If we take the text as correct, and ignore the diagram, let's see what happens — the problem now is: find $$\angle h$$ given (dropping the units and angle symbols for convenience): $|HR|=80 \\ |RP|=110 \\ r=124$
We know that the sum of the internal angles of any triangle is $$180^\circ$$, so: $r+h+p=180 \Rightarrow h+p = 180-r = 56$
If we drop a line vertically from the apex, $$R$$, to a point, $$X$$, on the base, we then have two right-angle triangles “back-to-back”, i.e. sharing the line-segment $$RX$$.

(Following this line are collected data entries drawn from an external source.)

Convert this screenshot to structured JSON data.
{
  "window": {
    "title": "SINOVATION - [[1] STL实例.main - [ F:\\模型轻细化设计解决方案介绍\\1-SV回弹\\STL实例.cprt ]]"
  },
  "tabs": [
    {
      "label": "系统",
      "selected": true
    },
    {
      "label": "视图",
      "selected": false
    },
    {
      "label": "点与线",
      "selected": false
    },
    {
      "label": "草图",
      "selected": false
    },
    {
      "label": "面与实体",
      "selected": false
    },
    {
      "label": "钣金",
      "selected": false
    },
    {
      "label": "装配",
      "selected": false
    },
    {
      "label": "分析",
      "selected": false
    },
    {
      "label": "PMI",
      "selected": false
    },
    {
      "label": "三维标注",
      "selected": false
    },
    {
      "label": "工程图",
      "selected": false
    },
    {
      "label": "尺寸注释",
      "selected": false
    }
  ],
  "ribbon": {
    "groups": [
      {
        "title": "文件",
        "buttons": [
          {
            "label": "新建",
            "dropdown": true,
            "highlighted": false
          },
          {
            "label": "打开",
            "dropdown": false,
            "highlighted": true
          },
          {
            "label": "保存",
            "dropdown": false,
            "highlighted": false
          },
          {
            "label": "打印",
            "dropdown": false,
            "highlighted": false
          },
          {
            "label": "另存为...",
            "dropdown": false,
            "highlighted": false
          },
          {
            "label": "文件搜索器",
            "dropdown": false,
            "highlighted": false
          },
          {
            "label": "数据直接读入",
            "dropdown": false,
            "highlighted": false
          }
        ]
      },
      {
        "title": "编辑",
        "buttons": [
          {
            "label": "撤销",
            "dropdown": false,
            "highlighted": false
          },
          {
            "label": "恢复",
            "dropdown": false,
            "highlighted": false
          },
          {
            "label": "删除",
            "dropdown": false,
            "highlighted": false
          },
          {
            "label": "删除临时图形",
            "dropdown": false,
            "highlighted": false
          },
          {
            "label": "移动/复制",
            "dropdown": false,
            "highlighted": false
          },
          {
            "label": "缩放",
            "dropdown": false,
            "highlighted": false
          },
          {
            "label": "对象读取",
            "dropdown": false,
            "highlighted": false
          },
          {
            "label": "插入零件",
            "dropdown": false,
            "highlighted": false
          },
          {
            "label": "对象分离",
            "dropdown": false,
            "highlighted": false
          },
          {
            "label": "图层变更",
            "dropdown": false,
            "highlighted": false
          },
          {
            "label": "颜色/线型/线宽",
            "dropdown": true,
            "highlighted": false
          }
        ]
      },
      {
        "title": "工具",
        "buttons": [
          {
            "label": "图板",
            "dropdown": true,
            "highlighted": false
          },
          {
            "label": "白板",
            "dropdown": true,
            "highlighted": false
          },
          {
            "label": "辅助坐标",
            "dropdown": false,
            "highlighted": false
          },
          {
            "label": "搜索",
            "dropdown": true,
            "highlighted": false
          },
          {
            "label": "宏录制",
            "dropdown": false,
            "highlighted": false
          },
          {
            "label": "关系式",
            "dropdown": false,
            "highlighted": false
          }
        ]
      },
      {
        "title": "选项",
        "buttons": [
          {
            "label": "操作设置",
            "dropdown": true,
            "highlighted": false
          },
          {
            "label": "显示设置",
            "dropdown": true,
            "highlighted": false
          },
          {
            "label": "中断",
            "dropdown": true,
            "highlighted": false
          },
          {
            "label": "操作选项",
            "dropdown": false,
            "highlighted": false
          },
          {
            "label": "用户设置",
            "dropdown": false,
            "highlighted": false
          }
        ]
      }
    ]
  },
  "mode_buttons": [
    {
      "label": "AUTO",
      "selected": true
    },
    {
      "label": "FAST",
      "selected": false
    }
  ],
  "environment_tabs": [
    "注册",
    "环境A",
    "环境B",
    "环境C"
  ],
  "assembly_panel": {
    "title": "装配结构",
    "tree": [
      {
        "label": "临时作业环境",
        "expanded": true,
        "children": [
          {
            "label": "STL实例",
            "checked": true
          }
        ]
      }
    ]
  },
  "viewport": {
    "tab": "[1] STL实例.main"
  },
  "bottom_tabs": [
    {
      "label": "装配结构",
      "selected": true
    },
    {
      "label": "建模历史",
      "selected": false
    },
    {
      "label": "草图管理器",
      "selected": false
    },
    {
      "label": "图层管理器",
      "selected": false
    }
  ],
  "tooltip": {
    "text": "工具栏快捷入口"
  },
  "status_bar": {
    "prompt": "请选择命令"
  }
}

From the right-angle triangle, $$HRX$$, on the left, we have: $|RX|=|HR|\sin(h)$ and from the right-angle triangle on the right, $$PRX$$, we have: $|RX|=|RP|\sin(p)$ Combining these two: $|HR|\sin(h)=|RP|\sin(p)$ But we know that $$h+p=56$$ or $$p=56-h$$, so $|HR|\sin(h) = |RP|\sin(56-h)\qquad\qquad(1)$ Now, a basic trigonometric relation (listed in the “log tables” that every candidate gets in the exam) is $\sin(A-B)=\sin(A)\cos(B)-\cos(A)\sin(B)$ Applying this to the RHS of (1), we get $|HR|\sin(h)=|RP|(\sin(56)\cos(h)-\cos(56)\sin(h))$ Rearranging: $(|HR|+|RP|\cos(56))\sin(h) = |RP|\sin(56)\cos(h)$ or $\tan(h) = \frac{\sin(h)}{\cos(h)} = \frac{|RP|\sin(56)}{|HR|+|RP|\cos(56)}$ or $h = \tan^{-1}\left( \frac{|RP|\sin(56)}{|HR|+|RP|\cos(56)}\right)$ Substituting in the values we know:  $h = \tan^{-1}\left( \frac{110\times 0.8290}{80+110\times0.5592}\right) = \tan^{-1}(0.6444) = 32.80^\circ$ Therefore $32.80\neq 36 \Rightarrow \text{The SEC are morons}$

Now, the question that is actually asked is “Find the distance from R to HP”. There are at least two further problems:

• the distance from $$R$$ to the line-segment $$HP$$ is not uniquely defined (we must assume that the perpendicular distance, i.e. $$|RX|$$ is intended); and
• even under the simplifying assumption that the Earth is a sphere, latitude makes a significant difference to the answer (consider point $$R$$ being at the North pole vs. line-segment $$HP$$ lying on the equator), and non-Euclidean geometry is not on the syllabus.
If one uses the given value for $$h$$, the problem becomes utterly trivial: $|RX|=|HR|\sin(36^\circ)$ If we don't ignore the diagram, we have two angles and two lengths and must decide to discard either one of the angles or one of the lengths (in the foregoing, we discarded $$h$$ from the diagram and kept the two lengths and angle $$r$$ from the text), so there are actually four choices for how to proceed.

All in all, a gargantuan cock-up and staggering incompetence from the SEC. Imagine that nobody there spotted any of this!